The company, whose Roundup product is the world’s No. 1 herbicide, said it earned $440 million, or $1.60 per share, for the three months ended Feb. 28 from $373 million, or $1.37 per share, a year ago.
Net sales totaled $2.20 billion, a 15 percent jump from $1.91 billion a year earlier. The rise was driven by improvement in its corn seed and traits segments and greater revenue from its Seminis acquisition, Monsanto said.
The consensus of analysts surveyed by Thomson Financial was for earnings of $1.52 per share on sales of $2.23 billion.
Chief Executive Officer Hugh Grant praised the company’s performance in the U.S. corn seed market during a conference call with stock analysts Wednesday morning. Grant said the year is shaping up to be a “blockbuster” as Monsanto takes market share from other seed companies.

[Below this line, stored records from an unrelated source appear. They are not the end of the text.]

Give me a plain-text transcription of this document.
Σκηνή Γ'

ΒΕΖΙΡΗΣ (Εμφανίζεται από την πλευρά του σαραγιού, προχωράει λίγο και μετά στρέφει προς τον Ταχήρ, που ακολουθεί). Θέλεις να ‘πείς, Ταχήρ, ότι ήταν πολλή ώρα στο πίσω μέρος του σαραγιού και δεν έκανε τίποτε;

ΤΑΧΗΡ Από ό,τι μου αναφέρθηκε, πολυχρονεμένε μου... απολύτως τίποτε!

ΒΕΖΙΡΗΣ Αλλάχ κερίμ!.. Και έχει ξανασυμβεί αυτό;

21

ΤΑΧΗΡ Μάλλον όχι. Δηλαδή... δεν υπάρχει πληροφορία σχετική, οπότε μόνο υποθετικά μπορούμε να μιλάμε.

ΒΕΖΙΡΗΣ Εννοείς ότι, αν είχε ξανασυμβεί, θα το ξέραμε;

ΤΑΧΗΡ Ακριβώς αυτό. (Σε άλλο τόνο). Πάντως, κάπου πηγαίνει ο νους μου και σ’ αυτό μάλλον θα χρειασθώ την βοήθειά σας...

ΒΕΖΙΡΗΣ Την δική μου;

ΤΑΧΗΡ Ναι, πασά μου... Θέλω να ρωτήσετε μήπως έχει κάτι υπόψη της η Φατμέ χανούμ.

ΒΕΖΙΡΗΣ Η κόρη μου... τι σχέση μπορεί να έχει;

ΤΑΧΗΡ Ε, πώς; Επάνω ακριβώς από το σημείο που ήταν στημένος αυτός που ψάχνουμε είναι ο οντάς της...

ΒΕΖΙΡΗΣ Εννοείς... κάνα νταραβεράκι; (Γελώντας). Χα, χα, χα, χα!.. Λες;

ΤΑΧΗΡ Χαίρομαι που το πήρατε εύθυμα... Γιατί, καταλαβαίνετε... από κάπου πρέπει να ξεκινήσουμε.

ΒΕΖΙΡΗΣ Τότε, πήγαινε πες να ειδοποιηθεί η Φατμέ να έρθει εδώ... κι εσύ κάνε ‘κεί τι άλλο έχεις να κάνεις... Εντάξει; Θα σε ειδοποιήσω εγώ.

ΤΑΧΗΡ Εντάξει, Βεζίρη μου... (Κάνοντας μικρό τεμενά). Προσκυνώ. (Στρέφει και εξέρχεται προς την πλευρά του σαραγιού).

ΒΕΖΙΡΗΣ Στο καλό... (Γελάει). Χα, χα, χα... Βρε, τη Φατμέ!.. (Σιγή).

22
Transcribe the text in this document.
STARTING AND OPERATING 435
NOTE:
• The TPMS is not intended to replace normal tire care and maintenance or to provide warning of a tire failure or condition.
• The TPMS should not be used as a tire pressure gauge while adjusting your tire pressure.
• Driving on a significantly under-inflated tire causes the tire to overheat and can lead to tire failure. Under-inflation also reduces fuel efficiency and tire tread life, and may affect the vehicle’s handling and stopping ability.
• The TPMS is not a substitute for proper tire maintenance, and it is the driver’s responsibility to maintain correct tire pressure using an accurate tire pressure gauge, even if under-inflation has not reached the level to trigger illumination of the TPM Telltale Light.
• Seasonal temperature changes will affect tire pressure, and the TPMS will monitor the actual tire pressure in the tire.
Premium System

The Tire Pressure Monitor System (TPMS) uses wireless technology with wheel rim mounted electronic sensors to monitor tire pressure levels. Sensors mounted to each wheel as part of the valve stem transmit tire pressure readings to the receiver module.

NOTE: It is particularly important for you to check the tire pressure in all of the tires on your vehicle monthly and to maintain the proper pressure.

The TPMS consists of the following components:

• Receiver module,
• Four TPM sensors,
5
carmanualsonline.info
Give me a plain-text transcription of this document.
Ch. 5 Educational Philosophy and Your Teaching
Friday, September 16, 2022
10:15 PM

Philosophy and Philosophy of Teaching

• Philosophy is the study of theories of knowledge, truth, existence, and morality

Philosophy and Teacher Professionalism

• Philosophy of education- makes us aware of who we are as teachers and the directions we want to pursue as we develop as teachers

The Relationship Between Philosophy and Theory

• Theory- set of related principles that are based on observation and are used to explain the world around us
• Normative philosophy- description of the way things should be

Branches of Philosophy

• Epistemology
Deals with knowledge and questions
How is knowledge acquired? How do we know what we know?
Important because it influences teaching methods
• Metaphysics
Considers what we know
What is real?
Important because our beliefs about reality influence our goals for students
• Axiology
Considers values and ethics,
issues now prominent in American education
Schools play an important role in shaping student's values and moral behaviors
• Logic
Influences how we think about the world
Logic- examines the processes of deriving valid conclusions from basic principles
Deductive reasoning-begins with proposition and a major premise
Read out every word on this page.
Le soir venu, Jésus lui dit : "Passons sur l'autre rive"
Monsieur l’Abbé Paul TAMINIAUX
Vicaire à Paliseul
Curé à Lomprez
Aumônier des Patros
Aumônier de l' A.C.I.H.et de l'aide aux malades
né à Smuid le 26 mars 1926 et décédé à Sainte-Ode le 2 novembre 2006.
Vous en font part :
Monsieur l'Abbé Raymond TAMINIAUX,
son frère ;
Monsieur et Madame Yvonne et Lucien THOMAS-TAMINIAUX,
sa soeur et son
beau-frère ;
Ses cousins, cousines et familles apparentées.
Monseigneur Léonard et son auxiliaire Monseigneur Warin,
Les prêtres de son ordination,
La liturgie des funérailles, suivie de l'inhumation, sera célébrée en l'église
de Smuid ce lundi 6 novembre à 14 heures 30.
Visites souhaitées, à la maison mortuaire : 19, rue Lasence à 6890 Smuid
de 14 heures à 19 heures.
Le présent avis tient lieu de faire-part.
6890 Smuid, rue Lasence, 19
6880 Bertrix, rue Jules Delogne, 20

Carl Casale, Monsanto’s executive vice president for U.S. seed sales, said Monsanto made market gains even as its competitors gave out unusually large amounts of free corn seed to win sales this year.
“It’s economically irrational to pass up great seed for free seed,” Casale said.
Not all analysts were convinced.
Kevin McCarthy with Bank of America Equity Research kept his rating of “neutral” on Monsanto. He cited growing competition from Pioneer Hi-Bred, a division of chemical giant DuPont Co. The company is developing its own genetically engineered seeds to compete with Monsanto’s.
Monsanto said its annual earnings would be at the high end of a prior forecast for $2.35 to $2.50 per share. That compares with the current analysts’ view of $2.61 per share.